Austin was in Florida with my sister and her family this past week for spring break. This house felt like a tomb with him gone. Way too quiet. Way too serene. He had a wonderful time and I'm so glad that he got to go visit my parents (they winter in Florida), but boy am I glad to have him home! I slept much better last night knowing he was in his own bed and closer to being under my wing. I don't know that there is anything in this world that can brighten my day any more than having him hug my neck and call me Mama Bear. My world is cozier today because he's home.

GOOD NEWS! GREAT NEWS!

I wrote a while ago about my daughter, Sarah Kate and her health issues. Well, she went to the rheumatologist and he re-ran all the blook work that her PCP had done. She had an appointment with him on Thursday and got the results. ALL CLEAR!  He says that she had a virus and that it is now gone. She feels like her old self again and I am so thankful. It was so scary to think about her being sick with a chronic disease. I cannot tell you how wonderful this news is to us.

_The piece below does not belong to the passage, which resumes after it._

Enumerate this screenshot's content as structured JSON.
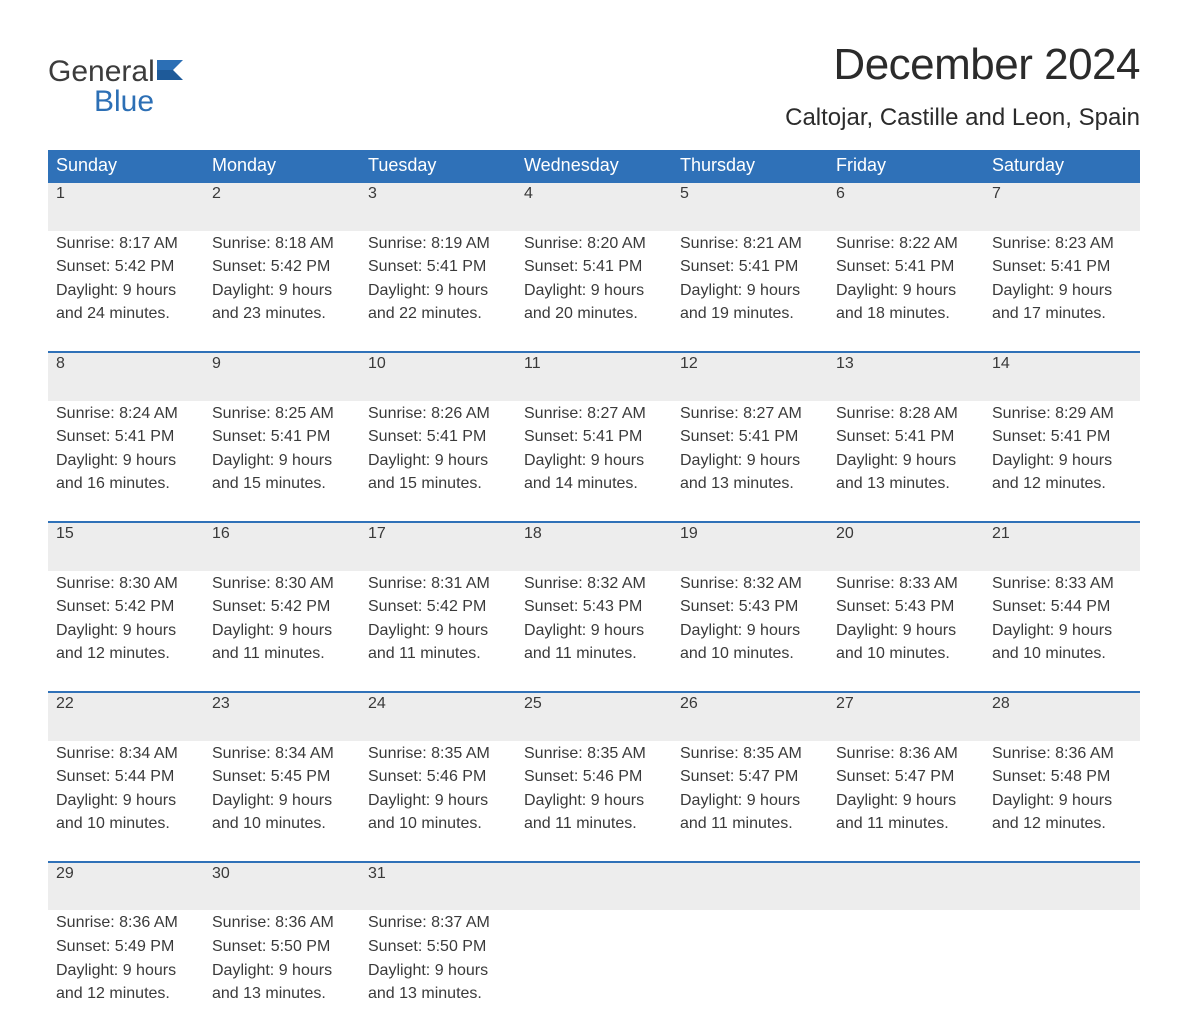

Sarah Kate told me last weekend that she and Bennie will probably be ready to start their family in the next year. I didn't think I'd be saying this anytime soon, but I'm ready! I don't have any idea what it feels like to be a grandmother, and I can't even imagine being called "Grandma", but my heart is ready to experience it. I've asked my friends that have grandchildren what it feels like. I know what it's like to love your children, but I wonder if you love your granchildren in a different way than you love your children. They all pretty much give me the same answer, "you love them more". Now I just can't wrap my mind around the fact that I could love anyone more than I love my children. Can you? But, I guess I'll soon be able to see for myself what it feels like. I'll let you know.

Have you smelled the dirt lately?

You know when you walk outside in the spring and you can smell the dirt, and it's begging you to dig in it? It's a beautiful day here and I'm going outside to clean away the winter debris from my gardens. I do my best thinking when I've got my hands in the dirt. Goodbye manicure. I've cut my nails off and my hands will be looking pretty shabby by the end of the day. I could wear gloves and protect my hands, but that's no fun at all. I love the anticipation of spring, the planning of beds, the renewal of life in the garden. I love hearing the birds chirping, and the kids playing tag and ball. And I'm already looking forward to the bubble bath that I will take when I come in later this evening caked with mud and dirt. Life is good in a garden.

 

1 comment:

Anonymous said...

Oh, how I wish you lived just down the street from me.  I love reading your entries; we are such kindred spirits.  Thanks for the update on R; she's in my thoughts and prayers.  And woo hoo on the great news about Sarah Kate!  That is wonderful, and I know the feeling of getting that reprieve.  Last year, at about this time, my daughter Katharine had a "bony growth" on her knee, and was sent to an orthopedic oncologist to have it removed, "even though we don't think it's bone cancer".  I can't begin to describe how/what I felt until we finally got the good news...it was benign.  So I have some idea of how happy you're feeling, to know it was a passing virus and not some chronic disease.  As for being a grandmother...ohhhhh, it is GREAT, just wait...it is absolutely wonderful.  I can't say I love Xander more than I love my own kids, though.  Just as much, certainly, but I love him in a different way, in part because I don't have the day-to-day responsibility and can simply enjoy him.  I hope you'll get to be in the delivery room (I know this child is not even conceived yet, and that I'm getting carried away with my enthusiasm)...anyway, seeing your grandchild born is an incredible thrill.  I'll e-mail you my account of Xander's birth (I came too close to ending up catching him!), 'cause I think you'll enjoy it.

I like having my hands in the dirt, too.  Gloves just get in the way.  I love the smell of fresh earth in spring.

OK, I'm going to go read your next entry.